Rebelote. Le corps qui ne suit plus, les boites qui explosent les unes après les autres, la douleur, les insomnies, les larmes, les f*cking décharges émotionnelles, les crises d’angoisse, les crises de panique, les anxiolytiques, tout foutre en l’air, tralala. La réponse que je n’attendais plus, et réaliser que je ne suis même plus capable de m’en réjouir. J’ai tellement bloqué mes émotions que même la joie ou le soulagement ne sont plus capables de s’exprimer que par l’isolement et l’agressivité.
Thérapie, bis. Après avoir pleuré tout mon corps je vomis des mots. Ça ne s’arrête plus, j’exprime, j’exprime, et ça sort petit à petit, on a ouvert les vannes, des mois (des années ?) de silence, de musellement. Je sors les peurs, l’anxiété, l’insécurité ; la joie, l’amour, le bonheur ; et puis la frustration, la tristesse, le manque, le trop plein qui reste encore, malgré tout ce qui est sorti. Mon émotion se nourrit d’elle même, et en s’exprimant, fait réagir les autres, générant à nouveau de nouvelles émotions.

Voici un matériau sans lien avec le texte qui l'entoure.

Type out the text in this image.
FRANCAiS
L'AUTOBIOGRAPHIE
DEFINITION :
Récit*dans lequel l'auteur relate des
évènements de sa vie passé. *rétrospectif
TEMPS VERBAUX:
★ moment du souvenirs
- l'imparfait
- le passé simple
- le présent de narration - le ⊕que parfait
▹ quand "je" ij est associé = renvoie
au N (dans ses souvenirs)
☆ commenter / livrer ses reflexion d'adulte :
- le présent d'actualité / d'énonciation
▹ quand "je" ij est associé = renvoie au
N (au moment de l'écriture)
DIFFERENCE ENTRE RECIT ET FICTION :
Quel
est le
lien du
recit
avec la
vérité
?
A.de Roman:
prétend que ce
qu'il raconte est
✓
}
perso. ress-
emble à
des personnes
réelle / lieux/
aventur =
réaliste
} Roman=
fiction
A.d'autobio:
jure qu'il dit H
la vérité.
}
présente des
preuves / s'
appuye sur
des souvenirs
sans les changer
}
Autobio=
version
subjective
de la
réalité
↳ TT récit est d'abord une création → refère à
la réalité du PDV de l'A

On est là, dans ce cercle infernal. C’est libérateur, et pourtant paniquant. J’aurais aimé enlever une boite par une boite, évaluer une à une les émotions qui s’expriment, contrôler le flux, mais ça se passe pas comme ça. Tout s’effondre, tout s’exprime, et c’est l’anarchie totale. À fleur de peau, je voudrais laisser sortir ce qui me bouffe à l’intérieur – et c’est brouillon, bordélique, brutal, parfois violent ; mais il y a les autres – ceux qui reçoivent en pleine face, ceux qui subissent, ceux qui ne comprennent plus, ceux qui voudraient, eux aussi, qu’on les écoute. Je voudrais demander de l’aide, mais on ne sait pas quoi faire avec moi. Je me suis toujours occupée de moi toute seule, après tout, c’est pas comme ça qu’on a construit les bases, alors ça déstabilise, puis moi non plus, je sais pas (me laisser) faire.

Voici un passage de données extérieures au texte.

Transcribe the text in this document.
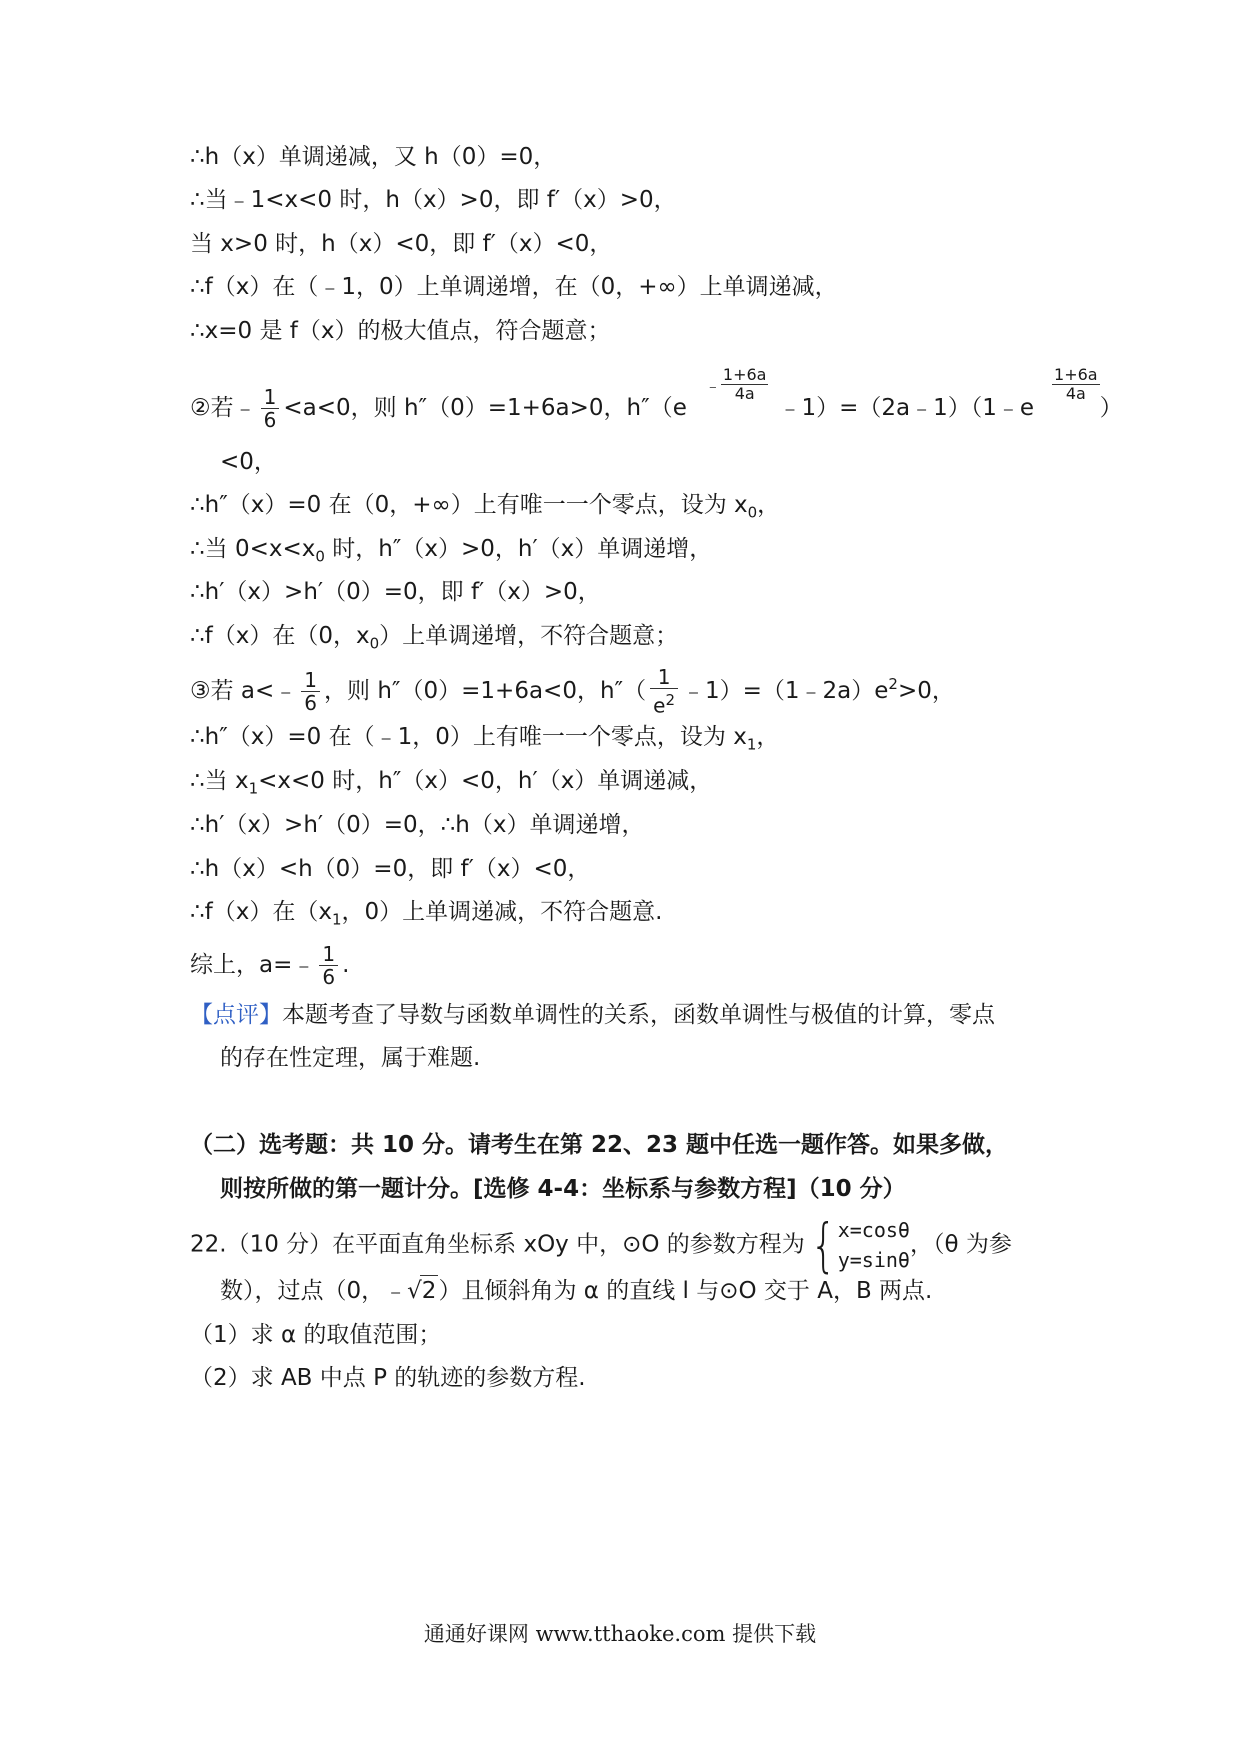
∴h（x）单调递减，又 h（0）=0，
∴当﹣1<x<0 时，h（x）>0，即 f′（x）>0，
当 x>0 时，h（x）<0，即 f′（x）<0，
∴f（x）在（﹣1，0）上单调递增，在（0，+∞）上单调递减，
∴x=0 是 f（x）的极大值点，符合题意；
②若﹣ $\frac{1}{6} <a<0$，则 h″（0）=1+6a>0，$h''(e^﹣ \frac{1+6a}{4a}$
﹣1）=（2a﹣1）（1﹣e
$\frac{1+6a}{4a}$
）
<0，
∴h″（x）=0 在（0，+∞）上有唯一一个零点，设为 $x_0$，
∴当 $0<x<x_0$ 时，h″（x）>0，h′（x）单调递增，
∴h′（x）>h′（0）=0，即 f′（x）>0，
∴f（x）在（0，$x_0$）上单调递增，不符合题意；
③若 a<﹣ $\frac{1}{6}$ ，则 h″（0）=1+6a<0，$h''( \frac{1}{e^2}$ $﹣1)=(1﹣2a)e^2>0$，
∴h″（x）=0 在（﹣1，0）上有唯一一个零点，设为 $x_1$，
∴当 $x_1<x<0$ 时，h″（x）<0，h′（x）单调递减，
∴h′（x）>h′（0）=0，∴h（x）单调递增，
∴h（x）<h（0）=0，即 f′（x）<0，
∴f（x）在（$x_1$，0）上单调递减，不符合题意.
综上，a=﹣ $\frac{1}{6}$ .
【点评】本题考查了导数与函数单调性的关系，函数单调性与极值的计算，零点
的存在性定理，属于难题.
（二）选考题：共 10 分。请考生在第 22、23 题中任选一题作答。如果多做，
则按所做的第一题计分。[选修 4-4：坐标系与参数方程]（10 分）
22.（10 分）在平面直角坐标系 xOy 中，⊙O 的参数方程为{ x=cosθ
y=sinθ
，（θ 为参
数），过点（0，﹣√2）且倾斜角为 α 的直线 l 与⊙O 交于 A，B 两点.
（1）求 α 的取值范围；
（2）求 AB 中点 P 的轨迹的参数方程.
通通好课网 www.tthaoke.com 提供下载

Le problème, quand on exprime ses émotions, c’est l’impact que ça a sur les autres. Et c’est pas vrai, qu’on s’en fout de ce qu’ils pensent. C’est pas vrai qu’on s’en fout de faire du mal. On avance, pourtant. On casse des oeufs, on fait des omelettes, on verra bien ce que ça donne. On essaye d’éviter les dommages collatéraux, trop souvent inévitables.
C’est peut être ça, le plus difficile dans tout ça. Penser à soi, protéger les autres. Ne plus se taire, épargner ceux qui peuvent en souffrir. Manger des coups, éviter de les rendre. Rester humble, conscient, reconnaître lorsqu’on est allé trop loin, accepter que ce soit parfois trop tard.
J’aimerais qu’un jour à l’école de la vie, on nous apprenne à exprimer nos émotions, mais aussi à accueillir celles des autres. Qu’on nous explique comment vivre et ressentir sans être toujours en contrôle. Qu’on n’ait pas peur d’être aimé, ou de trop demander. Qu’on apprenne à poser nos limites, aussi, pour se protéger. Apprendre l’équilibre étrange entre bienveillance, conscience, et lâcher-prise.